Birds or Business? Debate Rages in Pristine Vermont

VERMONT'S well-tended image as a place of pristine natural beauty has coexisted uneasily with a slumping economy for the past few years, and one result has been increasing pressure to reshape the regulatory machinery that safeguards the state's environment.

At the center of a debate over how far that reform should go is Act 250, a comprehensive land-use law and the centerpiece of environmental protection in the Green Mountains for over 20 years. It authorizes regional environmental commissions throughout the state to oversee any sizable development project.

The commissions' decisions can be appealed to the state's Environmental Board and to the Vermont Supreme Court.

But the Act 250 structure is only one part of the state's regulatory equipment. Projects that affect the environment also have to go through the Agency of Natural Resource, which can issue up to 40 different permits, and, of course, local zoning and planning boards.

All told, Vermont's permitting scene has been anything but permissive, and critics from real estate developers to mayors have been vocal. Their complaints echo in other states too. Jim Reed, an analyst with the National Conference of State Legislatures in Denver, says reform of environmental regulations is underway in a number of places around the United States, driven, as in Vermont, by economic concerns.

Some states, such as Texas, have taken steps to consolidate their permitting processes and mandate closer cooperation between departments of environmental protection and commerce, says Mr. Reed. The goal, he adds, is often a kind of ``one-stop shopping scenario'' for developers seeking permits.

Vermont's House of Representatives has something like this in mind with its now-completed version of permitting reform. Chuck Ross, now an aide to Sen. Patrick Leahy (D) of Vermont, shepherded the bill through as chairman of the chamber's natural resources committee. ``We did an enormous amount of work on the bill,'' he says. ``It went through the House without a major change to it.''

But the House version will have to be reconciled with the Vermont Senate's handiwork, and that branch of the legislature is controlled by Republicans who have already shown their contempt for The current regulatory setup by refusing to confirm Gov. Howard Dean's appointees to the Environmental Board.

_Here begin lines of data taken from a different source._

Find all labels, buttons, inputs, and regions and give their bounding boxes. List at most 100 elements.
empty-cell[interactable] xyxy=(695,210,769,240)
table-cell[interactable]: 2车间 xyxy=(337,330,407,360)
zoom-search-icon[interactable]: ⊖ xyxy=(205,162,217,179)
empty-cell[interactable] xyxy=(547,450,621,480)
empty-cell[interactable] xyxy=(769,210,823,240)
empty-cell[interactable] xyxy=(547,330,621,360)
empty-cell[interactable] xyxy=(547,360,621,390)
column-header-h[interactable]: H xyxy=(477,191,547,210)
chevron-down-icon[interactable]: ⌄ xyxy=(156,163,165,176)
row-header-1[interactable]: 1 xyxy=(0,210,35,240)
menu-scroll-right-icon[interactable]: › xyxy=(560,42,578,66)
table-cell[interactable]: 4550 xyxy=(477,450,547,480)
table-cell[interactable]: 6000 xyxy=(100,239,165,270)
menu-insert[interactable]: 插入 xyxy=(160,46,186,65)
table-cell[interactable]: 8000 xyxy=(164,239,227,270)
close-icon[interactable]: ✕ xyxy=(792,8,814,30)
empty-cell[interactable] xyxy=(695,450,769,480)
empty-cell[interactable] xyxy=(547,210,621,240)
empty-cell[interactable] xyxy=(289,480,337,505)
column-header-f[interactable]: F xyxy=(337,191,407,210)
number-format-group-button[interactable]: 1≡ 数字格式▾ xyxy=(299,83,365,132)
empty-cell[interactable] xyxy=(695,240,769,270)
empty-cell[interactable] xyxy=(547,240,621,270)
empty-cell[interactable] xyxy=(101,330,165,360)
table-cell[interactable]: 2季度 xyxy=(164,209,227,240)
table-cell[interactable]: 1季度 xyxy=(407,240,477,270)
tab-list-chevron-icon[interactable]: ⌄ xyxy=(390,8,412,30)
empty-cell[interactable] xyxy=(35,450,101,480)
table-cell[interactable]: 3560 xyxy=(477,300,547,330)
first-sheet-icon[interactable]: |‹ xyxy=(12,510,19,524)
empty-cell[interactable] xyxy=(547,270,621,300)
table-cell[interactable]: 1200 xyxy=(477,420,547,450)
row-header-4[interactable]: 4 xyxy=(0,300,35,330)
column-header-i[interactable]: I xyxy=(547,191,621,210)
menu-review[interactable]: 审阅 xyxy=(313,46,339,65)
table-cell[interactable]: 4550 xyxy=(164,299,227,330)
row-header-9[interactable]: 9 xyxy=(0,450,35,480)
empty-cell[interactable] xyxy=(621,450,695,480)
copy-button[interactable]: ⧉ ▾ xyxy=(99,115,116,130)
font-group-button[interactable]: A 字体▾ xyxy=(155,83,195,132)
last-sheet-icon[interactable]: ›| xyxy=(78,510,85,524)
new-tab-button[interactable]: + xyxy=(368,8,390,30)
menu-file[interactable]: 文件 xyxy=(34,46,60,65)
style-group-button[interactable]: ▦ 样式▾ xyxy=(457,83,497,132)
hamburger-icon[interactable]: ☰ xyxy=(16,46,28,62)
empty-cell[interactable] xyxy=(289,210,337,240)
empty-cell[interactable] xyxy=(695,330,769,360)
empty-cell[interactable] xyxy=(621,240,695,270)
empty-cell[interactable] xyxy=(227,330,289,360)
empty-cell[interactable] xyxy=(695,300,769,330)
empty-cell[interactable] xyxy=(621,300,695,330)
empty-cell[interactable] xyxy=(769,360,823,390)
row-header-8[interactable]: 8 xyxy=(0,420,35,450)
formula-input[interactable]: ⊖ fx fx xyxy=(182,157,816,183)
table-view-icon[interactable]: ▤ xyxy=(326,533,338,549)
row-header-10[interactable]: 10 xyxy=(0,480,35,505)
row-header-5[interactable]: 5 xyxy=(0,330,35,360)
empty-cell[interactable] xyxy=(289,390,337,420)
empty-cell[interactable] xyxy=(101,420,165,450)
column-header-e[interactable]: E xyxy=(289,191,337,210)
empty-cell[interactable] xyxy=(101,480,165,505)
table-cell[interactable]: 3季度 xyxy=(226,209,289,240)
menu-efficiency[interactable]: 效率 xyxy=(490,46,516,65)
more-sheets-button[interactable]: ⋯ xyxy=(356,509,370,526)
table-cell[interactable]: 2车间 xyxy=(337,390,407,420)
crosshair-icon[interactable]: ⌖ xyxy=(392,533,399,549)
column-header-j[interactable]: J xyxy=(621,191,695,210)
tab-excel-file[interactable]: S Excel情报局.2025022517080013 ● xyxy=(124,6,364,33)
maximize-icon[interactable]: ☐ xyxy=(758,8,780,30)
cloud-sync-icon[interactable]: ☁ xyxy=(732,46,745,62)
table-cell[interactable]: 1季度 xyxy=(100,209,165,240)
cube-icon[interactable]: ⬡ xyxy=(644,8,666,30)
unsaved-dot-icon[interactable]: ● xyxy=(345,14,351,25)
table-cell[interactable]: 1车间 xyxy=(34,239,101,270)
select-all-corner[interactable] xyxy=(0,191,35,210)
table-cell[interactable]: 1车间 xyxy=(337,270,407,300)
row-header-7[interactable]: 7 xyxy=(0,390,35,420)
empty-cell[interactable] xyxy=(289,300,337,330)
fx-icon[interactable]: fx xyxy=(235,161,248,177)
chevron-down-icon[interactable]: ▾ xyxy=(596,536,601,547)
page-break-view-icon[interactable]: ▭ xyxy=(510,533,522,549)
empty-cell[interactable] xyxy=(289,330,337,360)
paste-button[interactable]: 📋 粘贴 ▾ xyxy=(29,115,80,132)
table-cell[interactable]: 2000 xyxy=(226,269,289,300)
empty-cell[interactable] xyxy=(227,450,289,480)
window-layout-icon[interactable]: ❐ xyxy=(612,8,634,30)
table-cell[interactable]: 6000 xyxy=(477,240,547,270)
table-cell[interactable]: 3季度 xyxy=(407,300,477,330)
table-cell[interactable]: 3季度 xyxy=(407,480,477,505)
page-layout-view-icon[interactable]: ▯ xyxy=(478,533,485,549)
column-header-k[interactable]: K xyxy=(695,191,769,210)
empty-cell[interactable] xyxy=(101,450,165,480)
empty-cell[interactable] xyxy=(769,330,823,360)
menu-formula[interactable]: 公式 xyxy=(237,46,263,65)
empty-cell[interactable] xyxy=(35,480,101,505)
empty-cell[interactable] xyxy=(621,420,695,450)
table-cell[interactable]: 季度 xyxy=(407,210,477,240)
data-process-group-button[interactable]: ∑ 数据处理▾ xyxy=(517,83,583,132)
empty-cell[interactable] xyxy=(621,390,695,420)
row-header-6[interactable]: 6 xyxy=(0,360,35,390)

REPUBLICANS had been pushing for the addition of an additional ``criterion'' that Act 250 environmental commissions would have to consider in granting or denying permits: whether a project's benefit to society (through job creation, for example) outweighed any potential environmental harm. But even backers of that idea came to realize it might slow the process down even further as legions of economists got into the act along with environmentalists and lawyers.

Mr. Ross says his committee's work - focused on ``simplifying'' the Agency of Natural Resources' permitting system - lays the groundwork for far-reaching reform. The House bill ``creates the opportunity for one-stop shopping at the local level for permits,'' he says. He explains that his bill would only slightly change the Act 250 process, making it a little harder for people to appeal decisions up to the state level.

That's the basic problem with the legislative effort so far, according to Jeff Wennberg, mayor of Rutland, Vermont's second-largest city. He'd like to see the reform process focus on Act 250. In his view, the act's regional commissions lay down different dictates in different parts of the state, thus confusing businesses and stifling development. And only those with a direct interest in a project - towns, abutters, developers themselves - should have the right to appeal a permitting decision, Mr. Wennberg adds.

Traditionally, the appeals process under Act 250 has been open to advocacy groups with an interest in the environment, such as the Vermont Natural Resources Council. The VNRC is not happy with the relatively light restrictions the House bill puts on appellate standing, says Steve Holmes, head of its Montpelier office, much less the stronger measures that could come through compromise with the Senate.